The need for multilingual terminology resources has become
particularly acute owing to the globalization of scientific and
technical exchanges and the concurrent development of international
communication networtks. As a consequence, various efforts have
been made for the development of tools and methods dedicated to the
automatic processing of multilingual terminological databases.
However, the approaches presented so far highlight insufficiencies as
they only deal with specific groups of languages and hardly handle
the specific task of the identification of terminologically relevant
multilingual mutiword units. In order to overcome both problems, we
propose a three steps architecture:
  1. Statistical Identification of multiword lexical units candidates in parallel corpora,
  2. Tokenization of multiword lexical units (i.e. multiword lexical units are represented as single words) in parallel corpora,
  3. Statistical Extraction of multilingual terminology from parallel corpora.
In this paper, we propose the first two steps of the architecture.

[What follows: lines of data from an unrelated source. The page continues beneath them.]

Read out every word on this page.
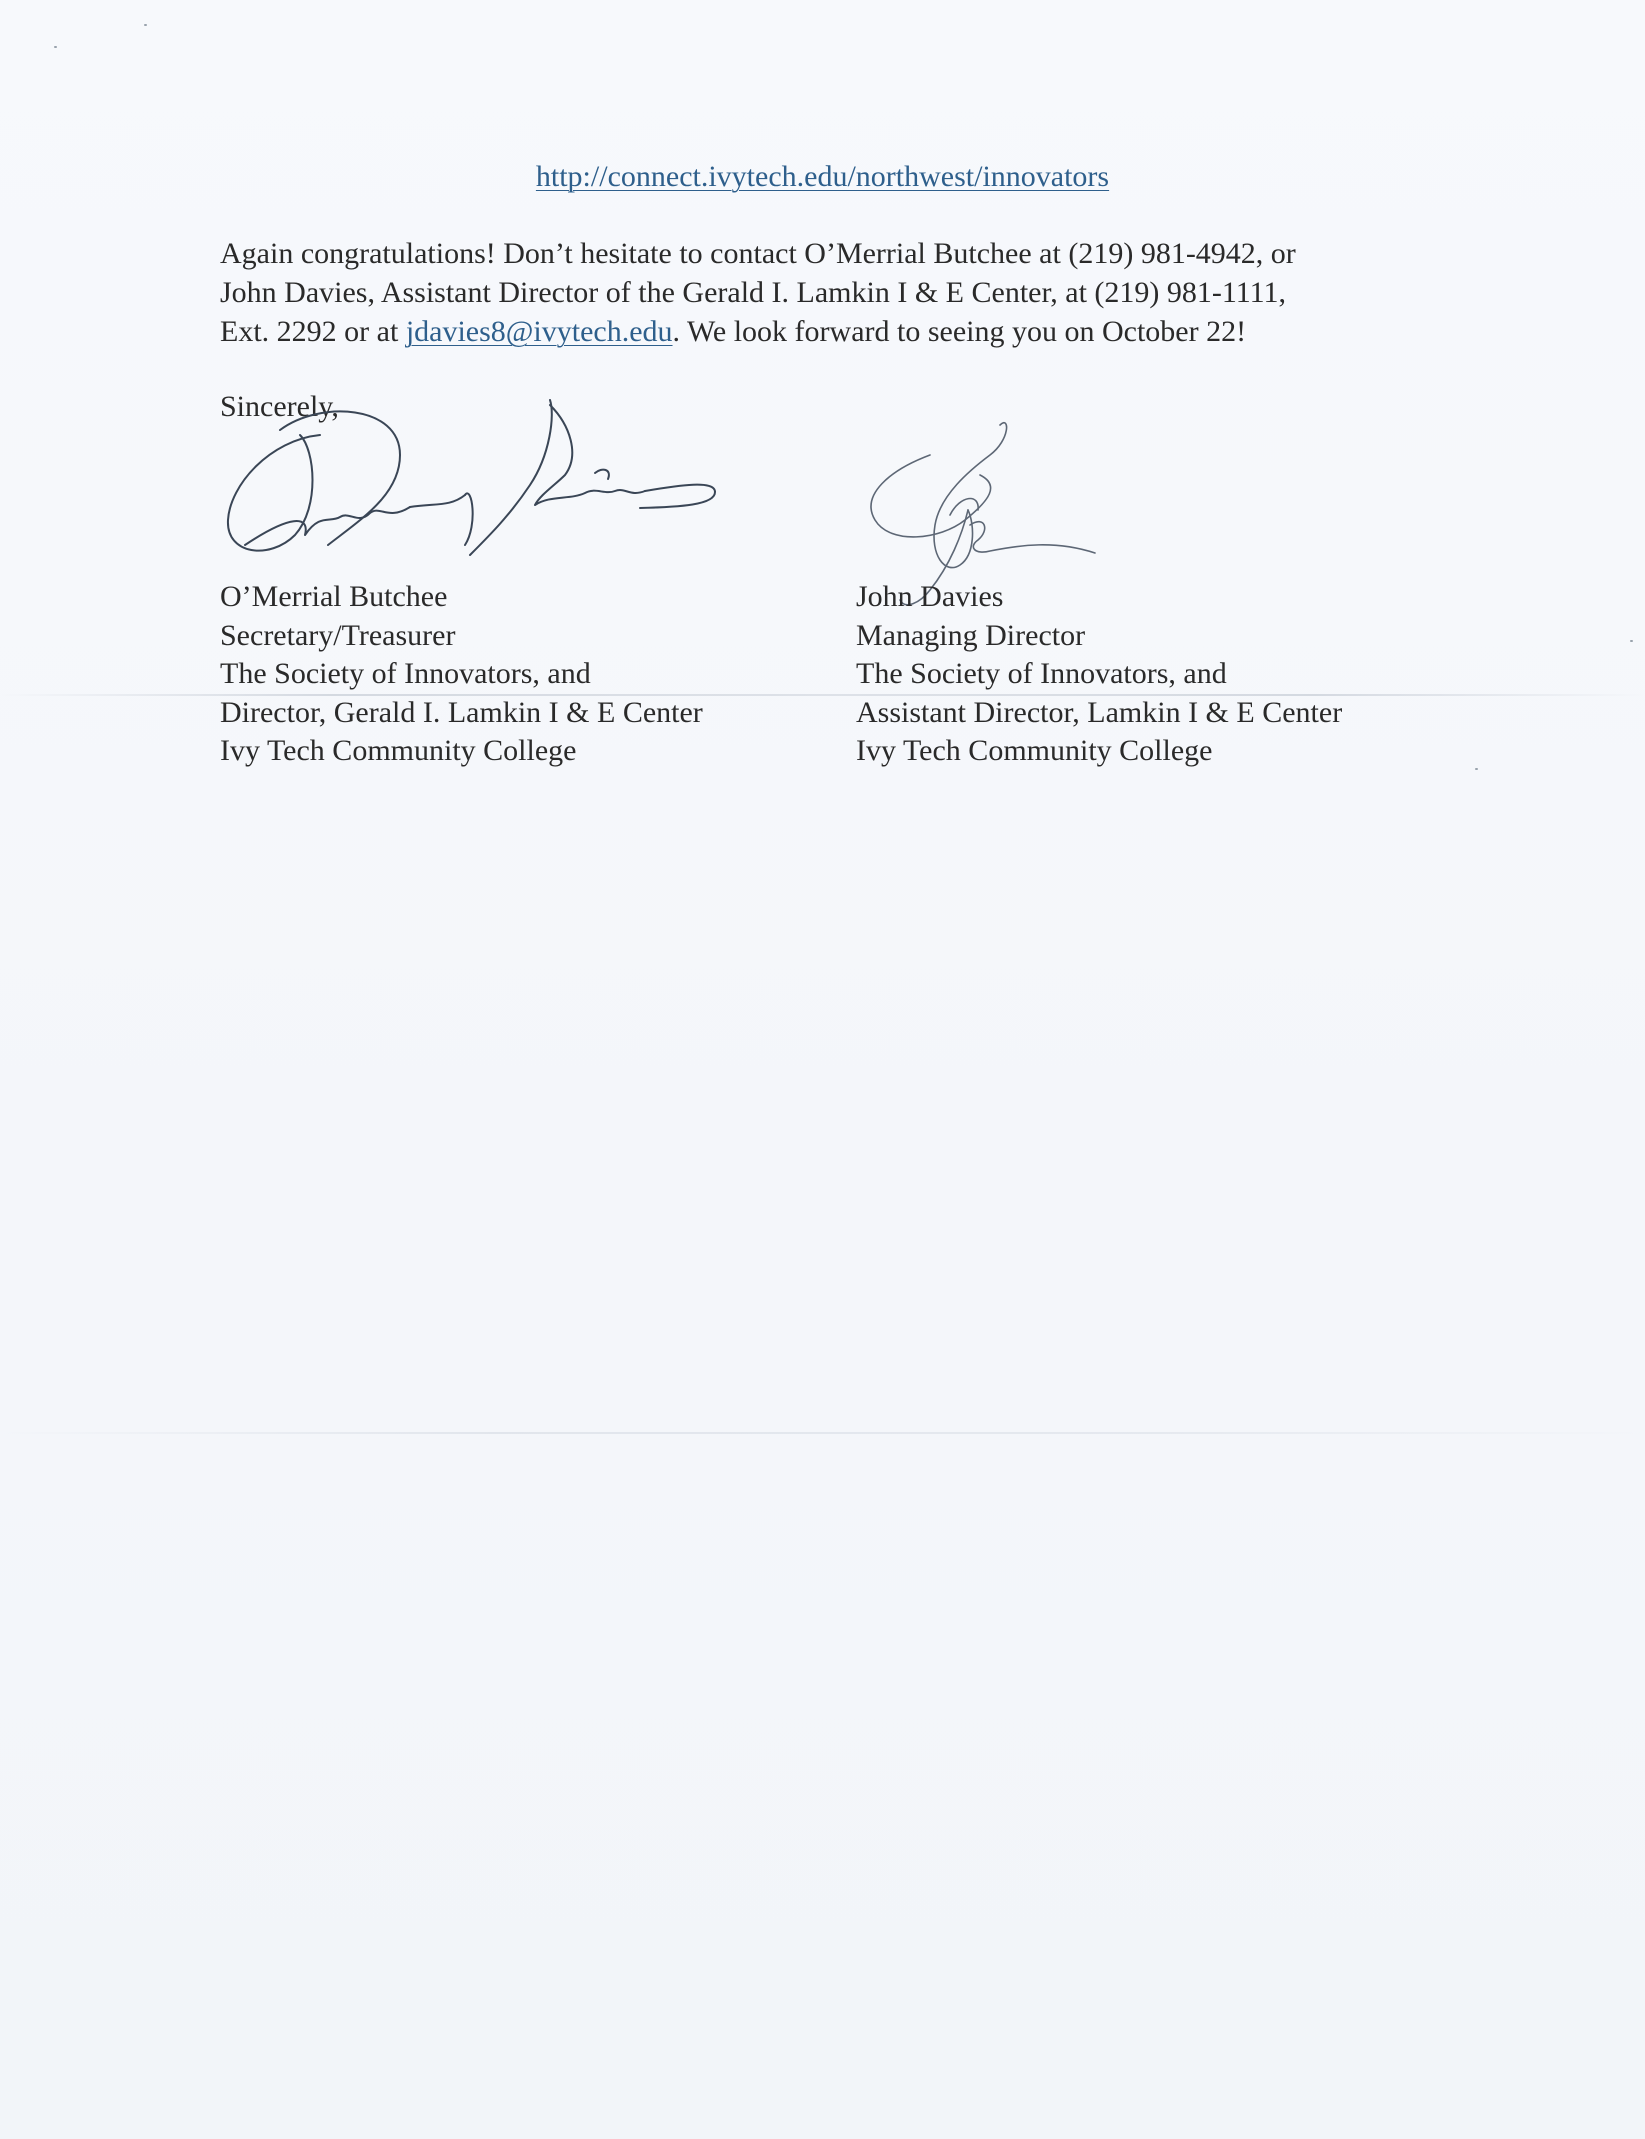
http://connect.ivytech.edu/northwest/innovators
Again congratulations! Don’t hesitate to contact O’Merrial Butchee at (219) 981-4942, or
John Davies, Assistant Director of the Gerald I. Lamkin I & E Center, at (219) 981-1111,
Ext. 2292 or at jdavies8@ivytech.edu. We look forward to seeing you on October 22!
Sincerely,
O’Merrial Butchee
Secretary/Treasurer
The Society of Innovators, and
Director, Gerald I. Lamkin I & E Center
Ivy Tech Community College
John Davies
Managing Director
The Society of Innovators, and
Assistant Director, Lamkin I & E Center
Ivy Tech Community College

A new system (SENTA: Sotware for the Extraction of N-ary Textual Associations) that needs no global threshold nor enticement techniques for the extraction of multiword lexical units, identifies and extracts multiword lexical units candidates from the tokenized IJS-ELAN Slovene-English parallel corpus (i.e. the texts are not lemmatised nor morfo-syntactically tagged nor pruned with lists of stop-words). The system has been developed by the authors and evidences high precision rates for all languages and domains, and shows total flexibility as it only depends on the information available in the texts and as a consequence can be applied to all kind of texts (all domains and all languages) without external intervention. Once the multiword lexical units have been extracted, they are represented in the corpus with SGML markups following the Text Encoding Initiative (TEI). Finally, in order to build the multilingual terminological database, we intend to experiment in the near future the Twente word alignment software that should identify term (multiword units or single words) pairs. Thus, the global architecture would allow the construction of multilingual terminologies without any restriction about language and domain.